PS: my favorite is still the Aerorider. Anyone importing them yet?
March 19, 2008
I’m a big fan of open-source software, the open source movement in general, and creative commons licensing. These are all sets of practices that move away from the mine-mine-all-mine model of intellectual property and toward a more collaborative way of being. To my way of thinking there’s a lot of good that comes out of financial motivation, but there’s also a lot of good that comes from collaboration, including most useful science. The trend toward racing-to-publish, secrecy, and sabotage in the science community really disturbs me, so I’m always glad to see something leaning in the other direction.
For a variety of reasons, my work computer has given me the chance to experiment more fully with open-source computer systems. I’m still running Windows Vista for practicality’s sake, but nearly everything else that I use regularly is open source, and it’s working brilliantly. By my calculations, that’s several thousand dollars worth of software not purchased from large corporations. I don’t mind supporting good R&D, but at some point it starts to look and feel exploitative. Further, we’re a church–we have a lot of the same needs as a corporation, but at least in this stage of our development, we don’t have the same kind of budget, and our values suggest that maybe supporting other endeavors should be our first priority.

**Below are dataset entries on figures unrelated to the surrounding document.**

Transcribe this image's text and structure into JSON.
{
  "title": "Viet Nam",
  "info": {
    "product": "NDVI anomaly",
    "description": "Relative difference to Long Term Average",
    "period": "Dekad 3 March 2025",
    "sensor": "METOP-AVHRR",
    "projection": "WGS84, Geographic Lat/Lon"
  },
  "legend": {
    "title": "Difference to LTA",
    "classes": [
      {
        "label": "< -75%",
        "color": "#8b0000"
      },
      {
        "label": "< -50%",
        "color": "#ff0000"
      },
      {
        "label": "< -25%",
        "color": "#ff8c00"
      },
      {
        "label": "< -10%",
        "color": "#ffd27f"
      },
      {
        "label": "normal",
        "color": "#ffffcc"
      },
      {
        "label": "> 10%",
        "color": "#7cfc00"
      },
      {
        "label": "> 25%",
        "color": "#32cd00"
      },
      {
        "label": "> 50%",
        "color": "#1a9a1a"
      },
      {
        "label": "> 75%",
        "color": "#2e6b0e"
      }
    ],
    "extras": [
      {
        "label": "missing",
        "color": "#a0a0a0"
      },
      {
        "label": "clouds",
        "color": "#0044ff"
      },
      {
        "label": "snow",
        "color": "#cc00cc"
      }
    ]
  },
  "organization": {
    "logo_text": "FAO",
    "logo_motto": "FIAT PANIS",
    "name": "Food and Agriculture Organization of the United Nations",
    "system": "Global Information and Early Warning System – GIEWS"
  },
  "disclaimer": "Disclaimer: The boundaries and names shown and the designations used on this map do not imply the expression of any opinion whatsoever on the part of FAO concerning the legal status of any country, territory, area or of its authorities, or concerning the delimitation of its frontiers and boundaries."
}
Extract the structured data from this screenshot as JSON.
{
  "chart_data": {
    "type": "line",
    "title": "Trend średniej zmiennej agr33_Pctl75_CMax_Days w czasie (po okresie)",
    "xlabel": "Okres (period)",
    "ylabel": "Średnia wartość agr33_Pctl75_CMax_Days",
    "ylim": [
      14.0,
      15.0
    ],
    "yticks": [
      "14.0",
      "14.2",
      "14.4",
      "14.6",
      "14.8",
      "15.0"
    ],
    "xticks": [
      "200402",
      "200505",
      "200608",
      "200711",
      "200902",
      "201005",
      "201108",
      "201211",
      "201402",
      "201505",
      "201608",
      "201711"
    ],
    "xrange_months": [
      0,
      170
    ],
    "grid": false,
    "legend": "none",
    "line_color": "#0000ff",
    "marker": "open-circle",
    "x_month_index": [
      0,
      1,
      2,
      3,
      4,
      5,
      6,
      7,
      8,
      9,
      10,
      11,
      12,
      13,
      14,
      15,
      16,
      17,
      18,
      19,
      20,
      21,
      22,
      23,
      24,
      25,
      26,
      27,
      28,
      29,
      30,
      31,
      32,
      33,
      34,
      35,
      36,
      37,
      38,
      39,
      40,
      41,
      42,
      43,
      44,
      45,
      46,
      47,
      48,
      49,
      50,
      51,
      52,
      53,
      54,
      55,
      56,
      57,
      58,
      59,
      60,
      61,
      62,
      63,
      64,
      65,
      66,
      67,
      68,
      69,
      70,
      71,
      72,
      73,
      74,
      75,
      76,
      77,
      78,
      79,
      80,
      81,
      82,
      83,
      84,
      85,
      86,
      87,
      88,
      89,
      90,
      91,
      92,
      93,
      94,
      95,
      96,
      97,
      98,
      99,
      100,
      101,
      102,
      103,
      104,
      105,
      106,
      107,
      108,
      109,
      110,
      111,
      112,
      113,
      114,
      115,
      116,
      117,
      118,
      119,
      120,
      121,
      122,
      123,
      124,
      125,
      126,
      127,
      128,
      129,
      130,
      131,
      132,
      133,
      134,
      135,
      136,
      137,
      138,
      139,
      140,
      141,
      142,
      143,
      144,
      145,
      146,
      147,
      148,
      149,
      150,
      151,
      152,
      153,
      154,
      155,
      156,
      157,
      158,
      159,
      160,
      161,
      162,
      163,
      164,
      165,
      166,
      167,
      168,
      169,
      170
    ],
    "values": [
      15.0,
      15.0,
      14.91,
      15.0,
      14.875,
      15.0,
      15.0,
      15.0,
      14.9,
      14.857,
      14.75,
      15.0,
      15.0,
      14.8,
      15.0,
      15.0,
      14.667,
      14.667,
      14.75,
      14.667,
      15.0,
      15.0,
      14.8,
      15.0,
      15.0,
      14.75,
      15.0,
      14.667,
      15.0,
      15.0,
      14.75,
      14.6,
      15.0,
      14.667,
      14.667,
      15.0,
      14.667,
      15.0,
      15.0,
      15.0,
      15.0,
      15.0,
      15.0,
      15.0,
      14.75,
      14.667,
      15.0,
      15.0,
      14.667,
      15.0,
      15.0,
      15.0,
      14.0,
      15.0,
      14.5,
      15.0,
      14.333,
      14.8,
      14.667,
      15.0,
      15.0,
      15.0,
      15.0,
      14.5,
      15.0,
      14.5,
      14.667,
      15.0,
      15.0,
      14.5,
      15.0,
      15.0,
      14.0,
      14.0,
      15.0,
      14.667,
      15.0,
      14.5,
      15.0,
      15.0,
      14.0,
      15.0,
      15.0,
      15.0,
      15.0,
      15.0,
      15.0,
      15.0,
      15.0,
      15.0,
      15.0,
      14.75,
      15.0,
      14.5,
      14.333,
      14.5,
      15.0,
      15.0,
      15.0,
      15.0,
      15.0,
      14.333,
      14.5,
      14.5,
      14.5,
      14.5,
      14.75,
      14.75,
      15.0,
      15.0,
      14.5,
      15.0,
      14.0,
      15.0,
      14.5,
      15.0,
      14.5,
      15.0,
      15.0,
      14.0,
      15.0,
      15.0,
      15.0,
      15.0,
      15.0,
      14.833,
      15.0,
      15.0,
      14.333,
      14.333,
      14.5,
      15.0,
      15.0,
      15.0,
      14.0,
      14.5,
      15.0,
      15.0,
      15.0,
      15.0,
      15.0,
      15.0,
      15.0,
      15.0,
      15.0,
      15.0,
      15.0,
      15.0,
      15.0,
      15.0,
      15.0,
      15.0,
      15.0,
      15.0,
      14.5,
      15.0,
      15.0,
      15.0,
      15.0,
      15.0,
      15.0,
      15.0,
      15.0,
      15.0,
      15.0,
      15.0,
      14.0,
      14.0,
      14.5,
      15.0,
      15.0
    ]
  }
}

So for the curious, here’s what’s working well for me:
web browser (instead of Internet Explorer): Mozilla Firefox
mail client (instead of Microsoft Outlook): Mozilla Thunderbird
drawing program (instead of Adobe Illustrator): Inkscape
layout program (Instead of Quark Xpress): Scribus (warning: this is ever so slightly harder to install than the others. If you want it for Windows, go to the scribus page and under “choose your platform” choose Windows. Read the whole page through, don’t forget to install Ghostscript first, and then look for the download link all the way at the bottom.)
photo editor (instead of Photoshop): the venerable Gimp, possibly one of the oldest of these open-source projects, and one of the first to gain widespread use.
photo viewer/slideshow maker/simple editor: Irfanview, and no, I don’t know how to pronounce it, but it’s tiny and fast and flexible.
These will serve most of the needs that most of us have, with no licensing headaches and no major dents to our purses. Of course, all projects accept donations if you are so moved.